#IAS Virtual Event Series: Hatim El-Hibri, Visions of Beirut

August 24, 2022
Speaking at #IAS Virtual Event Series, Hatim El-Hibri, assistant professor of film and media studies at George Mason University and author of Visions of Beirut: The Urban Life of Media Infrastructure, discussed the role images play in shaping the urban spaces and cultural imaginaries of Beirut. Using maps, urban plans, and aerial photographs, he explained how images are better understood in terms of the infrastructures that they help create and the visual culture of the city it shapes in return.

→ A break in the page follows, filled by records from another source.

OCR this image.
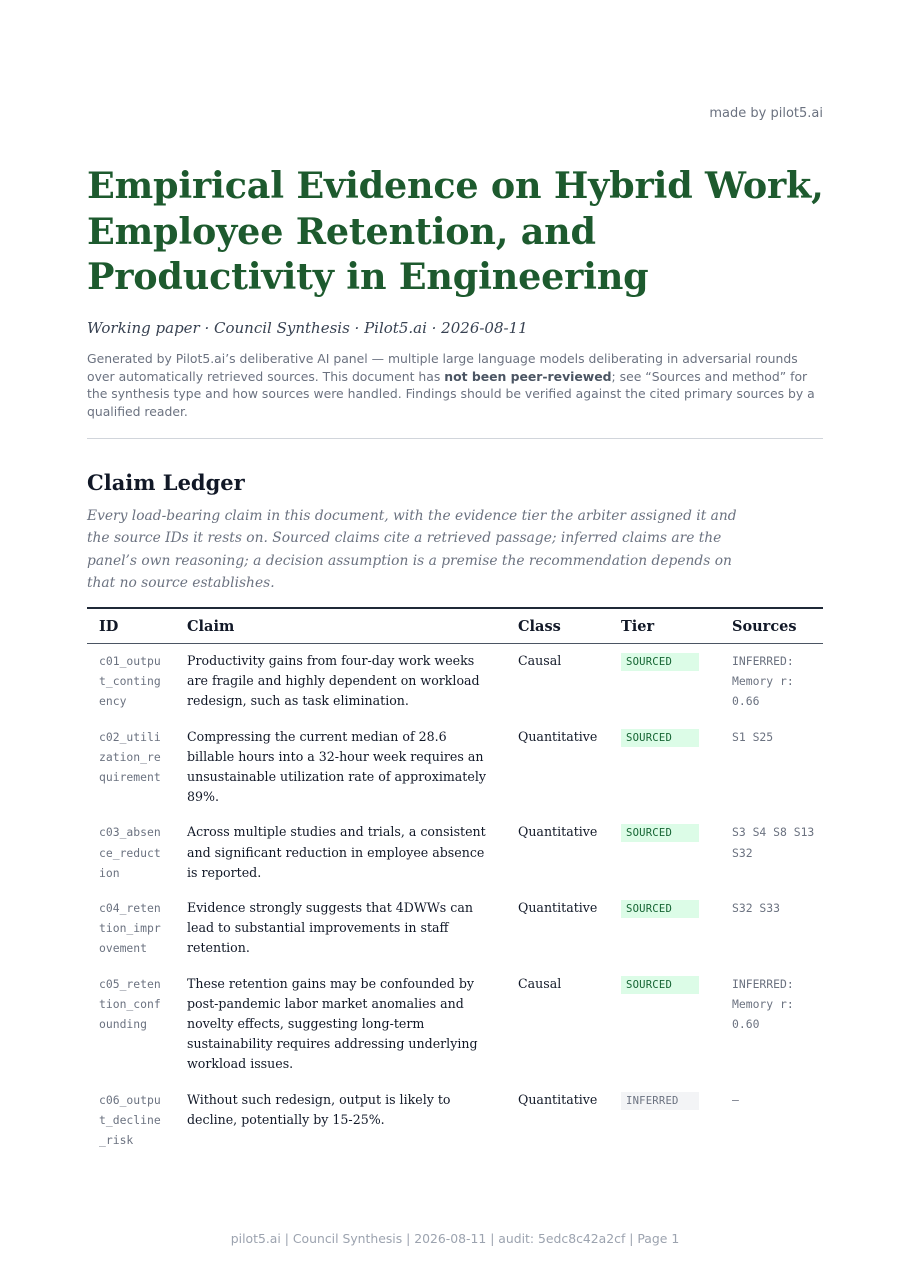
made by pilot5.ai
Empirical Evidence on Hybrid Work, Employee Retention, and Productivity in Engineering
Working paper · Council Synthesis · Pilot5.ai · 2026-08-11
Generated by Pilot5.ai’s deliberative AI panel — multiple large language models deliberating in adversarial rounds over automatically retrieved sources. This document has not been peer-reviewed; see “Sources and method” for the synthesis type and how sources were handled. Findings should be verified against the cited primary sources by a qualified reader.
Claim Ledger
Every load-bearing claim in this document, with the evidence tier the arbiter assigned it and the source IDs it rests on. Sourced claims cite a retrieved passage; inferred claims are the panel’s own reasoning; a decision assumption is a premise the recommendation depends on that no source establishes.
ID	Claim	Class	Tier	Sources
c01_output_contingency	Productivity gains from four-day work weeks are fragile and highly dependent on workload redesign, such as task elimination.	Causal	SOURCED	INFERRED: Memory r: 0.66
c02_utilization_requirement	Compressing the current median of 28.6 billable hours into a 32-hour week requires an unsustainable utilization rate of approximately 89%.	Quantitative	SOURCED	S1 S25
c03_absence_reduction	Across multiple studies and trials, a consistent and significant reduction in employee absence is reported.	Quantitative	SOURCED	S3 S4 S8 S13 S32
c04_retention_improvement	Evidence strongly suggests that 4DWWs can lead to substantial improvements in staff retention.	Quantitative	SOURCED	S32 S33
c05_retention_confounding	These retention gains may be confounded by post-pandemic labor market anomalies and novelty effects, suggesting long-term sustainability requires addressing underlying workload issues.	Causal	SOURCED	INFERRED: Memory r: 0.60
c06_output_decline_risk	Without such redesign, output is likely to decline, potentially by 15-25%.	Quantitative	INFERRED	—
pilot5.ai | Council Synthesis | 2026-08-11 | audit: 5edc8c42a2cf | Page 1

The webinar with El-Hibri is part of the Institute for Advanced Study in the Global South’s #IAS Virtual Event Series.
About the book:
In Visions of Beirut, Hatim El-Hibri explores how the creation and circulation of images have shaped the urban spaces and cultural imaginaries of Beirut. Drawing on fieldwork and texts ranging from maps, urban plans, and aerial photographs to live television and drone-camera footage, El-Hibri traces how the technologies and media infrastructure that visualize the city are used to consolidate or destabilize regimes of power.
 
Throughout the twentieth century, colonial, economic, and military mapping projects helped produce and govern Beirut's spaces. In the 1990s, the imagery of its post-civil war downtown reconstruction cast Beirut as a site of financial investment in ways that obscured its ongoing crises. During and following the 2006 Israel/Hizbullah war, Hizbullah's use of live television broadcasts of fighting and protests along with its construction of a war memorial museum at a former secret military bunker demonstrate the tension between visualizing space and the practices of concealment.
 
Outlining how Beirut's urban space and public life intertwine with images and infrastructure, El-Hibri interrogates how media embody and exacerbate the region's political fault lines.